No dia seguinte fui acordar na casa do Vítor Espadas. Bem, mas que coisa mais marada acordar assim numa casa cuja única pessoa saudável da carola era o puto de sete anos. O Vítor também o era, mas … Assim, quando dou por mim estou numa conversa assim prò marada com o puto.
– Como te chamas?
– Quim. Zé, Quim Zé.
– Eu chamo-me Mané. Manuel. Mas chamam-me Mané. És amigo do meu irmão?
– Sou sim.
– O meu irmão tem muitos amigos. Tu nunca cá vieste a casa.
– Não.
– Não perguntei. Afirmei.
– Sim, eu sei, mas resolvi responder.
– Como podes resolver responder a uma não-pergunta, se não te perguntei nada?
– A fim de esclarecer melhor.
– Mas eu não pretendi ser esclarecido, uma vez que já o estava, daí que afirmei e não perguntei.
– Pois… – Não me bastava a ressaca, ainda tinha de levar com a filosofia do puto.
– Pois o quê?
– Nada. Deixa para lá.
– Como posso deixar para lá o nada?
– Não tens que fazer?
– Não. Os meus pais ainda não chegaram.
– Que horas são?
– Dez da manhã.
– E onde estão os teus pais?
– A minha mãe saiu ontem à noite, foi trabalhar. Trabalha de noite. Vende-se. E o meu pai deve ter ido procurar homens.
– E a tua irmã?
– Ah, deve ter ido a alguma festa. Passa a vida em festas com as amigas.
– Não tens sono?
– Já dormi toda a noite.
– Sozinho?
– Sim, não tenho medo. Estou habituado.
– Volta a dormir.
– Já te disse que não tenho sono.
– Então vai brincar.
– Não tenho com quem. Queres brincar comigo?
– Não, quero dormir e agradecia que me deixasses dormir, sim?
– Oh, podias vir. Podíamos jogar xadrez. Sabes xadrez?
– Não.
– Eu ensino-te. – o raio do miúdo não havia forma de me deixar em paz.
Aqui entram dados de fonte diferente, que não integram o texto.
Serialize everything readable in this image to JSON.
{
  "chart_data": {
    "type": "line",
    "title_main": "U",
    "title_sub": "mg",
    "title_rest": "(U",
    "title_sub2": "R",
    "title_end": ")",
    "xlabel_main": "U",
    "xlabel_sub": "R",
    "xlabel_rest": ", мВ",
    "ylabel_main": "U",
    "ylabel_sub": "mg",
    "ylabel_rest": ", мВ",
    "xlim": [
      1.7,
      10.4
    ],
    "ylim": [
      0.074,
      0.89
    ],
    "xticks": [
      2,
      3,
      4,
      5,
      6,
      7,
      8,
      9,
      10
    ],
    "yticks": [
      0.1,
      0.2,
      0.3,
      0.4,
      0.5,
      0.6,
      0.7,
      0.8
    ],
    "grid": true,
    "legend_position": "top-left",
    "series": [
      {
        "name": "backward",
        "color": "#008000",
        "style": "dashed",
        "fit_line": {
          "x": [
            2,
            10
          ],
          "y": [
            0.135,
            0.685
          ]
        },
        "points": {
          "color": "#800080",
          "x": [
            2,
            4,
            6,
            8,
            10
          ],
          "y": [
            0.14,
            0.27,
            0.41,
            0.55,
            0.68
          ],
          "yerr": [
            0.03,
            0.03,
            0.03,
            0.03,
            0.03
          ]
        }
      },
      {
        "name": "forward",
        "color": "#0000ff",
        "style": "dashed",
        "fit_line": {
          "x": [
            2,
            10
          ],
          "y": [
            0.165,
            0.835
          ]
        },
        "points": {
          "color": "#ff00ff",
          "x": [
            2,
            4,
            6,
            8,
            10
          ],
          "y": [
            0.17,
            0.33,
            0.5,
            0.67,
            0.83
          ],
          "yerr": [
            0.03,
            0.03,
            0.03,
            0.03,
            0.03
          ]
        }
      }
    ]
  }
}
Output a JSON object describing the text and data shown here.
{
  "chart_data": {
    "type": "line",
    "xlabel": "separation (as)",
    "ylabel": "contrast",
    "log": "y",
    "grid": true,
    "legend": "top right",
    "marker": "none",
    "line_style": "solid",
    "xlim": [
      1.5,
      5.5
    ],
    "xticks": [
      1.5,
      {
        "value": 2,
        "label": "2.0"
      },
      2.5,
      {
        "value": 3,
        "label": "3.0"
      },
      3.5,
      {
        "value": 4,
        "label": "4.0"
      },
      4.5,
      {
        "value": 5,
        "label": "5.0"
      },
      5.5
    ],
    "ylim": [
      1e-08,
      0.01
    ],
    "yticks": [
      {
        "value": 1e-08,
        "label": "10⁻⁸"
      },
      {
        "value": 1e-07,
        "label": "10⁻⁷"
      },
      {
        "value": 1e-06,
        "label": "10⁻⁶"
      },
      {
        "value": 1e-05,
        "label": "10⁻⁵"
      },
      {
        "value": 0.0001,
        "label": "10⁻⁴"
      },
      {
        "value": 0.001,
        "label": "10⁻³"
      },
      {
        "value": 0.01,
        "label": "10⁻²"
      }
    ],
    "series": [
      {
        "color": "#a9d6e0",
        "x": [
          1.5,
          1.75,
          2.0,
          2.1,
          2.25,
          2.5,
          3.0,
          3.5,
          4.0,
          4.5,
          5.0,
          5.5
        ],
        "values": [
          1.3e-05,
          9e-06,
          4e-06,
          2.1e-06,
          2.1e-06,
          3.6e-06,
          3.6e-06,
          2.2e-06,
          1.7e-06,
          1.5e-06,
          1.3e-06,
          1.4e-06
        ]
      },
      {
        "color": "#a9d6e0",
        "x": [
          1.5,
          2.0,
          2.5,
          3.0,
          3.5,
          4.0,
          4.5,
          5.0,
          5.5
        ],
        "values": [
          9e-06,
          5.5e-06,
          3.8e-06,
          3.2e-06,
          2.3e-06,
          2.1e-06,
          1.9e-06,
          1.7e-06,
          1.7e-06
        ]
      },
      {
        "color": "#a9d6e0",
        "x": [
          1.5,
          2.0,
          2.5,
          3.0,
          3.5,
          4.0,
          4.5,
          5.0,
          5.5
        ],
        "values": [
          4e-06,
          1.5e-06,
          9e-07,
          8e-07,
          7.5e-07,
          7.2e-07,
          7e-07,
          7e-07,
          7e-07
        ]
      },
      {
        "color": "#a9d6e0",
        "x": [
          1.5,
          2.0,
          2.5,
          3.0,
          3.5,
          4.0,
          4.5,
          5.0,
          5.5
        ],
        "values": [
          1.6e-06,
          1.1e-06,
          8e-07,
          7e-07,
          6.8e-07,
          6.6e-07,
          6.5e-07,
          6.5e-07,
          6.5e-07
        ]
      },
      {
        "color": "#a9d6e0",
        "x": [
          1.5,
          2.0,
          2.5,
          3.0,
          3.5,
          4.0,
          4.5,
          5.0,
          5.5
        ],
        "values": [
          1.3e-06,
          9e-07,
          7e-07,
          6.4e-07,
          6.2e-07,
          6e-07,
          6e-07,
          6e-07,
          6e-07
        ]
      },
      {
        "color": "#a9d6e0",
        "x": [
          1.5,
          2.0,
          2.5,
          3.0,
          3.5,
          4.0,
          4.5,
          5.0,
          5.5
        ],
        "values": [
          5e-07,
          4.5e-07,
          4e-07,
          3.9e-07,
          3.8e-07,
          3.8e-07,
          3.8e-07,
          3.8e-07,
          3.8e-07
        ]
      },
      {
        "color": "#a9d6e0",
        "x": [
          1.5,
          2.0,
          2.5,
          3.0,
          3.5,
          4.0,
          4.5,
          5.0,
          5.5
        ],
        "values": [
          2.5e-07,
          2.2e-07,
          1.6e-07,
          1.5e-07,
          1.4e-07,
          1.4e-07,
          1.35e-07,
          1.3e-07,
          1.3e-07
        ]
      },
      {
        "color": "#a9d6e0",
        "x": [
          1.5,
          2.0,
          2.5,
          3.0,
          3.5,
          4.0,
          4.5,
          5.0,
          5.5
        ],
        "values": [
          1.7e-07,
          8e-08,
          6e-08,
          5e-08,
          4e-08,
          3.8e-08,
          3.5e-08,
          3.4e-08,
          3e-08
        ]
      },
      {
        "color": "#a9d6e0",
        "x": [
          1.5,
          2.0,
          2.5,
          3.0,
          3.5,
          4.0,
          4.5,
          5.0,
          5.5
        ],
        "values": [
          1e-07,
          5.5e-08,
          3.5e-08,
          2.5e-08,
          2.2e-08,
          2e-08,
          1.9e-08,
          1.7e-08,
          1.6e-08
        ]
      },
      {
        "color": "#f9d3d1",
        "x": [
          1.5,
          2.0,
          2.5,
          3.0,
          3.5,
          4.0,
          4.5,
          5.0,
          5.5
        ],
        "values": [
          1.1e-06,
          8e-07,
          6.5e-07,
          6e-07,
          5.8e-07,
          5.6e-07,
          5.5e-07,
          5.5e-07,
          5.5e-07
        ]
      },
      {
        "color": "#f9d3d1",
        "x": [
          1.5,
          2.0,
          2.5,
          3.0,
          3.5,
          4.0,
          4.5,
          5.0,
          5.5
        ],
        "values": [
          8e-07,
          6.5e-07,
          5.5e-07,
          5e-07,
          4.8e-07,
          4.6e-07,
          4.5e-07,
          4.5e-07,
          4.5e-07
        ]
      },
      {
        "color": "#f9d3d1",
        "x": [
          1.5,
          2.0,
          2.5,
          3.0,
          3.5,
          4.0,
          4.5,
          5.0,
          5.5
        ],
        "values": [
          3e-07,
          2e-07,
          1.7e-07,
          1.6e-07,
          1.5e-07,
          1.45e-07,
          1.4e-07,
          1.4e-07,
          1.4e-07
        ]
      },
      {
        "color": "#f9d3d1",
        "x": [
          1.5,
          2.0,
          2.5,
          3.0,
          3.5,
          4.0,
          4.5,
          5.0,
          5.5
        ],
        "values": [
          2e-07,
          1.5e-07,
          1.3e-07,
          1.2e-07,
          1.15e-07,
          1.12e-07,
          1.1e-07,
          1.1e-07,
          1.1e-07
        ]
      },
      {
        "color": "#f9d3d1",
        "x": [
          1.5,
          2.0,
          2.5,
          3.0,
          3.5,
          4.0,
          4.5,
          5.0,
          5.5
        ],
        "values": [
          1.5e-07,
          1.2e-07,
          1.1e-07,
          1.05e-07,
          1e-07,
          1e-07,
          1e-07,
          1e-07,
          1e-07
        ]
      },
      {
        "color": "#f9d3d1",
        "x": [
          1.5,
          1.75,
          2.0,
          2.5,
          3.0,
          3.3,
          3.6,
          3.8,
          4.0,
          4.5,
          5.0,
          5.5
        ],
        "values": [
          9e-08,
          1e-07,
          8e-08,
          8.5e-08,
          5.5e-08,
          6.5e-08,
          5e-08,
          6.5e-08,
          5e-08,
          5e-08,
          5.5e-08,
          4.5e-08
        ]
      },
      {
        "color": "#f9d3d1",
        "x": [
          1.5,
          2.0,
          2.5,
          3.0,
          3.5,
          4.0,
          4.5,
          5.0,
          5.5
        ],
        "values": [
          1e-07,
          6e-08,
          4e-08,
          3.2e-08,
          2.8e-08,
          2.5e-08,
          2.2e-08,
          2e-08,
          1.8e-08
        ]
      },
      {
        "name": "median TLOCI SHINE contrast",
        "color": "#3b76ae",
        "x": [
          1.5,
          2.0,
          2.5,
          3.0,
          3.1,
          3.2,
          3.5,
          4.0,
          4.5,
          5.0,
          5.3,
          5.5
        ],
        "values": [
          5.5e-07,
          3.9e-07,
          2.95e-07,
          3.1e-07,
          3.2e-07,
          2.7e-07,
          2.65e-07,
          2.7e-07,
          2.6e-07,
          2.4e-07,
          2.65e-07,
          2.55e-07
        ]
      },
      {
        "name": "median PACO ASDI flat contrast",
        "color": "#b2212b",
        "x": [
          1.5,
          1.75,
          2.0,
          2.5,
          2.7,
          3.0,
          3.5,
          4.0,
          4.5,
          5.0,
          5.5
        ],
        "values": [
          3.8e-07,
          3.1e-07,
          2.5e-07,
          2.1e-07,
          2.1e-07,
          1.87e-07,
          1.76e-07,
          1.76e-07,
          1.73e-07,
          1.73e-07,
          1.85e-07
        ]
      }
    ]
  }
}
– Não, hoje não. Não estou com cabeça.
– Andaste nas drogas como o meu irmão?
– Não.
– Não me enganas.
– Nem quero.
– Mesmo que quisesses não o conseguias.
– Está bem.
– …
– …
– Queres tomar alguma coisa para a ressaca?
– Que tens aí?
– Sumo de laranja, o meu irmão diz que faz bem.
– Pode ser.
– Já te trago. – E adormeci novamente até que o puto veio com o sumo e me acordou, novamente.
– Está bom?
– Sim, obrigado. Agora deixa-me dormir, sim?
– Oh…
– …

E assim adormeci mais umas horas até os pais do miúdo e do Vítor haverem chegado.